Attention Deficit Hyperactivity Disorder (ADHD) Subtypes, Co-Occurring Psychiatric Symptoms and Sexual Risk Behaviors among Adolescents Receiving Substance Abuse Treatment.
Subst Use Misuse. 2019 Sep 10;:1-14
Authors: Regan T, Tubman J
Background: Adolescents entering substance abuse treatment report clustered psychiatric symptoms and sexual risk behaviors representing differential levels of impairment and risk for maladaptive health outcomes. Objectives: To examine the prevalence of Attention Deficit Hyperactivity Disorder (ADHD) subtypes among adolescents receiving outpatient substance abuse treatment; To document group differences in (a) past-year psychiatric symptom scores and (b) sexual risk behaviors by ADHD subtype and gender. Methods: Self-report data were collected via structured interviews from 394 adolescents (280 males, M = 16.33 years, SD = 1.15 years), enrolled in an HIV/STI risk reduction intervention for adolescents receiving outpatient substance abuse treatment. ADHD diagnostic subtypes and other past-year psychiatric symptoms were assessed using the Brief Michigan Version of the Composite Internal Diagnostic Interview (UM-CIDI). Adolescents provided self-report data on sexual risk behaviors. Results: Multivariate analyses of variance (MANOVAs) documented that Inattentive and Hyperactive-Impulsive ADHD subtypes were significantly associated with higher scores for all past-year psychiatric symptoms.

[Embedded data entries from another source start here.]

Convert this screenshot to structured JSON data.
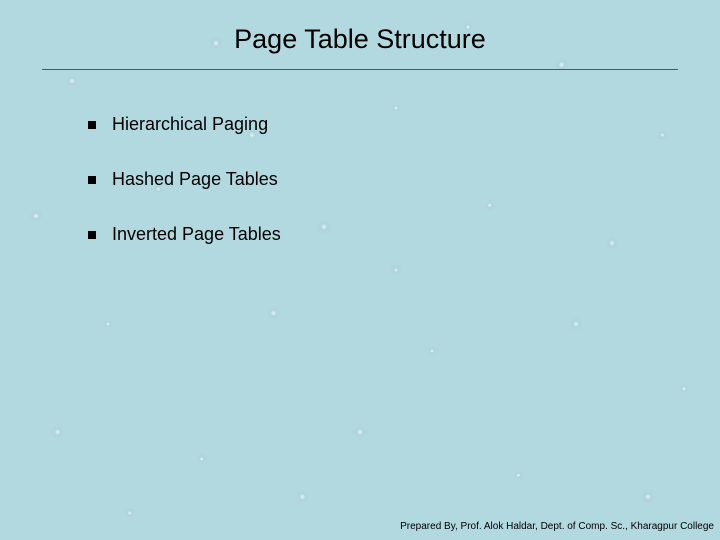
{
  "title": "Page Table Structure",
  "bullets": [
    {
      "text": "Hierarchical Paging"
    },
    {
      "text": "Hashed Page Tables"
    },
    {
      "text": "Inverted Page Tables"
    }
  ],
  "footer": "Prepared By, Prof. Alok Haldar, Dept. of Comp. Sc., Kharagpur College"
}
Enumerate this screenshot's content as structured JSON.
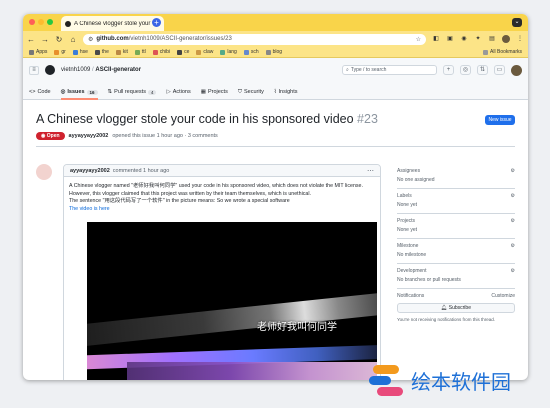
{
  "browser": {
    "tab_title": "A Chinese vlogger stole your",
    "url_domain": "github.com",
    "url_path": "/vietnh1009/ASCII-generator/issues/23",
    "bookmarks": [
      "Apps",
      "gr",
      "hse",
      "the",
      "kit",
      "ttl",
      "chibi",
      "ce",
      "claw",
      "lang",
      "sch",
      "blog",
      "All Bookmarks"
    ],
    "colors": {
      "tabbar": "#f9d44a",
      "toolbar": "#fce487",
      "dot_red": "#ff5f57",
      "dot_yellow": "#febc2e",
      "dot_green": "#28c840"
    }
  },
  "github": {
    "owner": "vietnh1009",
    "separator": "/",
    "repo": "ASCII-generator",
    "search_placeholder": "Type / to search",
    "tabs": [
      {
        "label": "Code",
        "count": ""
      },
      {
        "label": "Issues",
        "count": "16"
      },
      {
        "label": "Pull requests",
        "count": "4"
      },
      {
        "label": "Actions",
        "count": ""
      },
      {
        "label": "Projects",
        "count": ""
      },
      {
        "label": "Security",
        "count": ""
      },
      {
        "label": "Insights",
        "count": ""
      }
    ]
  },
  "issue": {
    "title": "A Chinese vlogger stole your code in his sponsored video",
    "number": "#23",
    "new_issue_label": "New issue",
    "state": "Open",
    "author": "ayyayyayy2002",
    "opened_text": "opened this issue 1 hour ago · 3 comments",
    "comment": {
      "author": "ayyayyayy2002",
      "time": "commented 1 hour ago",
      "lines": [
        "A Chinese vlogger named \"老师好我叫何同学\" used your code in his sponsored video, which does not violate the MIT license.",
        "However, this vlogger claimed that this project was written by their team themselves, which is unethical.",
        "The sentence \"用这段代码写了一个软件\" in the picture means: So we wrote a special software"
      ],
      "link_text": "The video is here",
      "video_subtitle": "老师好我叫何同学"
    }
  },
  "sidebar": [
    {
      "heading": "Assignees",
      "value": "No one assigned"
    },
    {
      "heading": "Labels",
      "value": "None yet"
    },
    {
      "heading": "Projects",
      "value": "None yet"
    },
    {
      "heading": "Milestone",
      "value": "No milestone"
    },
    {
      "heading": "Development",
      "value": "No branches or pull requests"
    }
  ],
  "notifications": {
    "heading": "Notifications",
    "customize": "Customize",
    "subscribe_label": "Subscribe",
    "note": "You're not receiving notifications from this thread."
  },
  "watermark": {
    "text": "绘本软件园"
  }
}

The combined ADHD subtype was significantly associated with higher scores for all psychiatric symptoms except affective disorder. Girls reported significantly higher mean symptoms than boys for alcohol abuse and dependence, anxiety, and affective disorder symptoms. Sexual risk behavior scores were not associated with ADHD status, but girls reported consistently higher scores for multiple risk behavior outcomes. Several psychiatric disorder symptoms were significant covariates of multiple sexual risk behaviors. Conclusion/Importance: Brief screenings for ADHD, other psychiatric disorders and sexual risk behaviors can provide data for tailoring substance abuse services to improve adolescent health outcomes for high-risk subgroups.